The major U.S. stock indexes were mostly higher in afternoon trading Wednesday, on track for the market’s bull run to become the longest in history. Gains in technology stocks, retailers and energy companies outweigh losses in industrial firms and elsewhere in the market.
KEEPING SCORE: The S&P 500 index edged up 1 point, less than 0.1 percent, to 2,863 as of 12:57 p.m. Eastern Time. The Dow Jones Industrial Average slid 35 points, or 0.1 percent, to 25,786. The Nasdaq composite gained 21 points, or 0.3 percent, to 7,880. The Russell 2000 index of smaller-company stocks picked up 2 points, or 0.1 percent, to 1,720. Gainers held a slight edge on decliners on the New York Stock Exchange.
BULL MARKET: On Tuesday, the S&P 500 index briefly traded at an all-time high just as the U.S. stock market’s bull run came closer to becoming the longest on record. The current bull market, which began in 2009, is on track to become the longest in history on Wednesday, surpassing the bull run of the 1990s.
THE QUOTE: While it’s the current bull market is the longest on record, it lags other bull markets on the basis of magnitude, or the cumulative returns it has generated for investors, noted Jason Pride, chief investment officer for private clients at Glenmede.
“While it’s long in time, it could still go on longer because, magnitude-wise, it’s just not that far (along),” he said.
TECH REBOUND: Technology sector stocks reversed course after an early slide. Nvidia gained 2.4 percent to $259.38.
BULLSEYE: Target climbed 4.6 percent to $87.11 after the retailer reported earnings that came in ahead of analysts’ forecasts.

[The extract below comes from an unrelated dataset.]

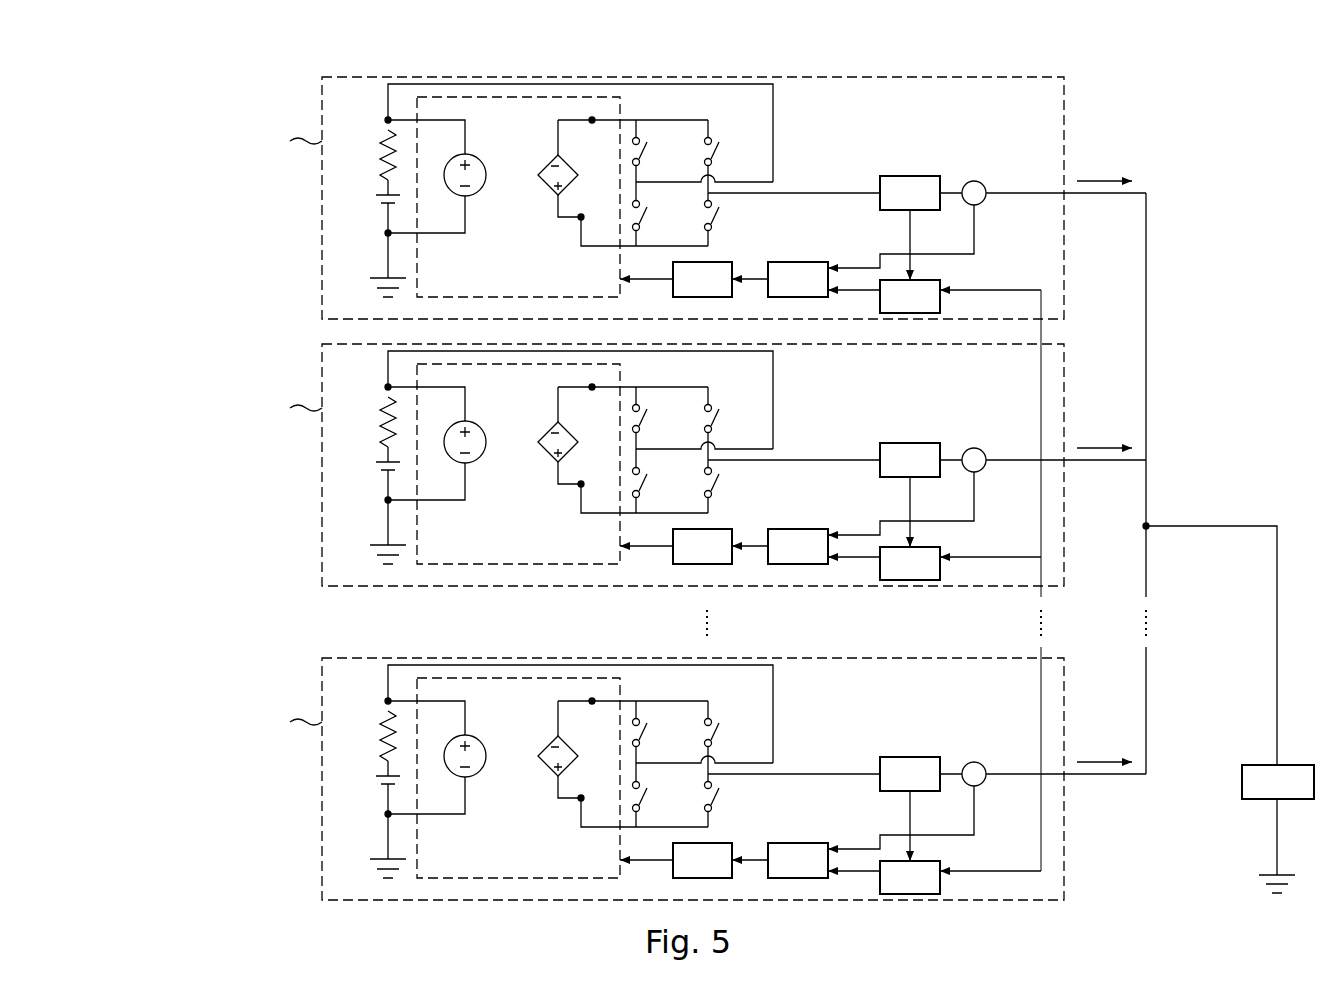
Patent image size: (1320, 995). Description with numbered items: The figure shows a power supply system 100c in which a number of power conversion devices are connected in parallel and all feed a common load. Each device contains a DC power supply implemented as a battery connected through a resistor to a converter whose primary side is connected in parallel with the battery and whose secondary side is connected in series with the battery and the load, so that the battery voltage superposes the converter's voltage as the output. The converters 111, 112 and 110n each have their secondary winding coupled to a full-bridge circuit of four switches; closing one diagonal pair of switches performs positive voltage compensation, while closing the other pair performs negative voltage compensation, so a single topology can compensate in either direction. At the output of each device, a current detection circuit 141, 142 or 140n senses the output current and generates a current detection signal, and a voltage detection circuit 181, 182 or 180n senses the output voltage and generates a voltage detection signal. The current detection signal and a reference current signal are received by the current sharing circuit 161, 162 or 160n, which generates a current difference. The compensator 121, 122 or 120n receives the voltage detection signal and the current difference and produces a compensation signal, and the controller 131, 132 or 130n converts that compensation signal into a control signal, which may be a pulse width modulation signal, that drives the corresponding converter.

The company also raised its annual forecasts, citing stronger online and in-store sales.
WELL-BUILT: Lowe’s jumped 7.3 percent to $107.07 after the home-improvement chain’s latest quarterly results topped Wall Street’s estimates.
FASHIONABLE RESULTS: Urban Outfitters rose 0.9 percent to $48.16 after the clothing retailer posted a bigger profit and better sales than analysts expected.
WHAT A DRAG: Industrial stocks took some of the heaviest losses. American Airlines Group lost 1.9 percent to $39.55.
MAKING THE DEAL: Hartford Financial Services Group slid 4 percent to $50.26 after the insurance and financial services company said it will buy insurance underwriter Navigators for $70 a share, or $2.08 billion.
ENERGY: U.S. benchmark crude climbed 3.1 percent to $67.88 per barrel in New York. Brent crude, the standard for international oil prices, gained 2.7 percent to $74.62 per barrel in London.
The pickup in oil prices helped boost energy sector stocks. Marathon Oil gained 3.8 percent to $20.98.
BOND YIELDS: Bond prices rose. The yield on the 10-year Treasury fell to 2.82 percent from 2.84 percent late Tuesday.
CURRENCIES: The dollar rose to 110.53 yen from 110.40 yen late Tuesday. The euro strengthened to $1.1592 from $1.1574.
MARKETS OVERSEAS: In Europe, Germany’s DAX was flat, while France’s CAC 40 edged up 0.2 percent. The FTSE 100 index of leading British shares added 0.1 percent. In Asia, Japan’s benchmark Nikkei 225 closed 0.6 percent higher. Australia’s S&P/ASX 200 lost 0.3 percent. South Korea’s Kospi rose 0.1 percent. Hong Kong’s Hang Seng added 0.6 percent.